L’emergenza silenziosa: disturbi alimentari in crescita del 35% tra i giovanissimi, l’esordio scende fino agli 8 anni
L’Italia si trova ad affrontare una crisi sanitaria e sociale di proporzioni allarmanti che riguarda la salute mentale delle nuove generazioni. I dati diffusi in queste ore delineano un quadro drammatico: i disturbi del comportamento alimentare (DCA) sono aumentati del 35% negli ultimi anni, colpendo una platea di bambini e adolescenti sempre più vasta e, soprattutto, sempre più giovane. Se un tempo l’insorgenza di queste patologie era associata quasi esclusivamente alla piena adolescenza, oggi le diagnosi arrivano con frequenza inquietante già intorno agli 11-12 anni, con casi precoci che si manifestano addirittura a 8 o 9 anni.
Secondo le stime attuali, sono oltre 3 milioni gli italiani che lottano contro un disturbo alimentare. Tra le ragazze, l’incidenza di anoressia e bulimia oscilla tra l’8% e il 10%, mentre tra i ragazzi la percentuale si attesta tra lo 0,5% e l’1%. Ma è l’abbassamento dell’età di esordio a preoccupare maggiormente la comunità scientifica, poiché un esordio infantile o pre-adolescenziale può compromettere seriamente lo sviluppo fisico e cognitivo, lasciando cicatrici profonde nel tessuto emotivo e relazionale dei minori.
In occasione della Giornata del fiocchetto lilla, prevista per il prossimo 15 marzo, la Sinpia (Società Italiana di Neuropsichiatria dell’Infanzia e dell’Adolescenza) ha deciso di porre l’accento su una forma di disturbo meno nota al grande pubblico ma estremamente diffusa tra i più piccoli: l’Arfid (Avoidant/Restrictive Food Intake Disorder). Questo disturbo evitante o restrittivo dell’assunzione di cibo riguarda tra il 5% e il 14% della popolazione pediatrica e, a differenza di anoressia e bulimia, colpisce più frequentemente i maschi in età scolare (6-10 anni).
L’Arfid rappresenta una sfida diagnostica complessa perché non è guidato dall’insoddisfazione per la propria immagine corporea o dal desiderio di dimagrire. Il rifiuto del cibo nasce invece da caratteristiche sensoriali – come l’odore, la consistenza, il colore o la temperatura degli alimenti – o da traumi psicologici legati all’atto del mangiare, come la paura di soffocare o di vomitare. In altri casi, si osserva un totale disinteresse verso il nutrimento. Le conseguenze non sono meno gravi delle forme classiche: deficit nutrizionali severi, arresto della crescita e un isolamento sociale che mina l’esperienza scolastica e le relazioni con i coetanei.

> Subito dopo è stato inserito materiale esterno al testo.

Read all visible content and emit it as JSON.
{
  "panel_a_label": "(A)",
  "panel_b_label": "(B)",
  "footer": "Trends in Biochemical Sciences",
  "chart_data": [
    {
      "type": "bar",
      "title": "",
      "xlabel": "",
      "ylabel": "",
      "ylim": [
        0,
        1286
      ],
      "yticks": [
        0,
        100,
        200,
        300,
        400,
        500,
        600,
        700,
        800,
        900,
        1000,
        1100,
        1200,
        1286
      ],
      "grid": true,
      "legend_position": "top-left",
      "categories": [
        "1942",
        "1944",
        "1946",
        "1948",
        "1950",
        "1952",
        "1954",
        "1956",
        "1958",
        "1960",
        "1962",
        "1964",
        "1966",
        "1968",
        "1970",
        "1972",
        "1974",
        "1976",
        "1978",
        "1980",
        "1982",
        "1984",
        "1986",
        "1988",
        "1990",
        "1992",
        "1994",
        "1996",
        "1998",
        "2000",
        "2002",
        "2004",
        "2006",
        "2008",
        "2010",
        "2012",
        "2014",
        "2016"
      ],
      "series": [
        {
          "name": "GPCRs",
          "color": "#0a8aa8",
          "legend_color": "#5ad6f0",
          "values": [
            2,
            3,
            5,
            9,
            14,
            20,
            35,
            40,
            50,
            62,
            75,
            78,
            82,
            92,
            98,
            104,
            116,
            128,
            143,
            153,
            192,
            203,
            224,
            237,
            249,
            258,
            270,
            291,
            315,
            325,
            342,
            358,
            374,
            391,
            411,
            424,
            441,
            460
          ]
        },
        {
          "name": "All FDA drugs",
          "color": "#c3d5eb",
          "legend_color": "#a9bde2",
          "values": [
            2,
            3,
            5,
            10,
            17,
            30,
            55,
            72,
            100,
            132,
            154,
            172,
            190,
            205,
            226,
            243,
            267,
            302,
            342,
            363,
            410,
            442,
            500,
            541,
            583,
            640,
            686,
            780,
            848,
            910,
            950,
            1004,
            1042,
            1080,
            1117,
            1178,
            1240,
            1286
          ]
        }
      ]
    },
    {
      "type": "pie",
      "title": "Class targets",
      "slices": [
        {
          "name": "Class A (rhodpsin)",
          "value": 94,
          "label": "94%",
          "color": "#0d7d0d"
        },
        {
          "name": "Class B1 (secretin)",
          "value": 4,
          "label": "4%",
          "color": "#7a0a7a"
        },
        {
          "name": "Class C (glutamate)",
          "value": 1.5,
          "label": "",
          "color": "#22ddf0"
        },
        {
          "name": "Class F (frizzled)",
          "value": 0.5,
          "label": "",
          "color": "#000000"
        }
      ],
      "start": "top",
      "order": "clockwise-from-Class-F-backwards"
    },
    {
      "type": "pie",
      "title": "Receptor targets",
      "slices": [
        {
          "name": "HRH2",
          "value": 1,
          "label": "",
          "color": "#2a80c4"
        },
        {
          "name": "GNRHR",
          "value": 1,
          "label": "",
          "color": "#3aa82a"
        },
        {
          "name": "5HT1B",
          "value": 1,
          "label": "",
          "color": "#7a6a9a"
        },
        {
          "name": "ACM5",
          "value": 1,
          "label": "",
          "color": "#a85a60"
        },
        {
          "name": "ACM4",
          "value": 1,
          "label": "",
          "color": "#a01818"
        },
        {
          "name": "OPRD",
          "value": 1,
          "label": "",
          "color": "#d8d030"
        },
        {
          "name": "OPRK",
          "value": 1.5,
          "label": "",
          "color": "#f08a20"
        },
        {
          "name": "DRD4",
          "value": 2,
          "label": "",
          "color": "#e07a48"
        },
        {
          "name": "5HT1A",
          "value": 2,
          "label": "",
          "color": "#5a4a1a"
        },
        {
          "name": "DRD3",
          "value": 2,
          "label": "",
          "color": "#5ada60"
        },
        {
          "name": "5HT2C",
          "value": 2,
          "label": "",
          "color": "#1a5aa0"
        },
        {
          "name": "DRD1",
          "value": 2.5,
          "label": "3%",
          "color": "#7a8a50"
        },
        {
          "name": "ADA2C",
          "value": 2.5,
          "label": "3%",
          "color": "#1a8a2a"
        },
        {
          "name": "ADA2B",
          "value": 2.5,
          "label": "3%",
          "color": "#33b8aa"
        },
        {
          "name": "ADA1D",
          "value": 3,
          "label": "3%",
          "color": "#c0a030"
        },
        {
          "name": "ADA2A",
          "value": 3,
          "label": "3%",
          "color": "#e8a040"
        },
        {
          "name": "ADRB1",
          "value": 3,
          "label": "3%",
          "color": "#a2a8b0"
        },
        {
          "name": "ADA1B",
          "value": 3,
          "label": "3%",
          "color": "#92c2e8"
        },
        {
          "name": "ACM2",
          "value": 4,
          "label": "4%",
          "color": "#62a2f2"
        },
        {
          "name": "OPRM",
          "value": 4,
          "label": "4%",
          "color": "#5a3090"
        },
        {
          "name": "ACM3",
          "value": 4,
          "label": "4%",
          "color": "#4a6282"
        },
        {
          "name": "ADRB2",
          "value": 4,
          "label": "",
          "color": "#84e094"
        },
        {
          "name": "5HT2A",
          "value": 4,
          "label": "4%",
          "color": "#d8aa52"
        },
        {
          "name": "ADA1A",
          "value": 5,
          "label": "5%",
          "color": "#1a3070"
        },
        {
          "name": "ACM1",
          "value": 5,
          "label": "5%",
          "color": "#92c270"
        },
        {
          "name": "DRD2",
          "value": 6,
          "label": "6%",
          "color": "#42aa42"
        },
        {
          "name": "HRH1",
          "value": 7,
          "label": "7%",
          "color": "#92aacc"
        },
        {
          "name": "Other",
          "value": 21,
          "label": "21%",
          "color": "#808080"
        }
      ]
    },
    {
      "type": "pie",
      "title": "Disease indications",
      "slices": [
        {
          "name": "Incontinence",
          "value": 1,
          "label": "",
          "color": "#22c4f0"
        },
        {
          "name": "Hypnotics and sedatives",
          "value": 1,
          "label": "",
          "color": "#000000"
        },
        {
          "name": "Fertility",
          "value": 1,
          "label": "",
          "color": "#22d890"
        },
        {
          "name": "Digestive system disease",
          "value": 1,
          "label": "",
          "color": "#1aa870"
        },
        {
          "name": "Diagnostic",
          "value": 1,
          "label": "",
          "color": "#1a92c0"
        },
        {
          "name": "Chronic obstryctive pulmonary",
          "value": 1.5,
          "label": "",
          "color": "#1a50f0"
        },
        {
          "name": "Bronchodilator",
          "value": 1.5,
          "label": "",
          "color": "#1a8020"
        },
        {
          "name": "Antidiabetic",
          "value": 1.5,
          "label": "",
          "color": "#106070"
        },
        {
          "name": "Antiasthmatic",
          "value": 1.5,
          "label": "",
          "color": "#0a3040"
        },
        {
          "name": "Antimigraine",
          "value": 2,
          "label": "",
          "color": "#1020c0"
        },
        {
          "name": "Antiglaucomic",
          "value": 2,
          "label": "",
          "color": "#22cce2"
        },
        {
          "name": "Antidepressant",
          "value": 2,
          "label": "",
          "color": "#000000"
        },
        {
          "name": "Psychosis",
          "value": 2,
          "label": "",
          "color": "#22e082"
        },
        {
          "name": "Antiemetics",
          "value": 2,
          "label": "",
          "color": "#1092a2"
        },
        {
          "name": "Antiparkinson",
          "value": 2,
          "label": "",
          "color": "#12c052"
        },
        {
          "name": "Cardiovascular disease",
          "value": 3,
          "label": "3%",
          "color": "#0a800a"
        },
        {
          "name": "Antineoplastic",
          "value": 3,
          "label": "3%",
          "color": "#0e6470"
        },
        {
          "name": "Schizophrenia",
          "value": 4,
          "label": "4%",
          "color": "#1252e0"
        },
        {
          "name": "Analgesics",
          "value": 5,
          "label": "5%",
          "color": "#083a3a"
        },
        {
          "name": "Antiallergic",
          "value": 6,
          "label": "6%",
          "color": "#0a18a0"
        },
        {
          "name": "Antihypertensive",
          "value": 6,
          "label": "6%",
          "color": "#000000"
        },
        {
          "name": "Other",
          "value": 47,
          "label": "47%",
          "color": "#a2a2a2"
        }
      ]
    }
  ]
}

Elisa Fazzi, Presidente della Sinpia e figura di riferimento nel settore, sottolinea con forza che questi disturbi non sono semplici “capricci” a tavola, ma manifestazioni di un disagio psicologico e relazionale profondo. La presa in carico deve essere multidisciplinare e immediata, coinvolgendo non solo i medici specialisti, ma anche la scuola e, soprattutto, la famiglia, che rappresenta il primo baluardo di monitoraggio e supporto.
Per arginare questa deriva, gli esperti hanno stilato una lista di “campanelli d’allarme” che genitori ed educatori devono saper intercettare tempestivamente. Tra questi figurano cambiamenti repentini e ingiustificati nelle abitudini alimentari (come l’esclusione improvvisa di intere categorie di cibi), un aumento ossessivo dell’attività fisica, variazioni significative del peso corporeo, un marcato isolamento sociale e una preoccupazione costante, quasi maniacale, per le forme del proprio corpo.
Intervenire ai primi segnali di disagio è l’unico modo per evitare che il disturbo si cronicizzi, trasformandosi in una patologia invalidante a lungo termine. La sfida lanciata dalla Sinpia per questo 2026 è chiara: potenziare la rete di assistenza territoriale per garantire che nessun bambino o adolescente rimanga solo a combattere contro un nemico invisibile che si nasconde nel piatto.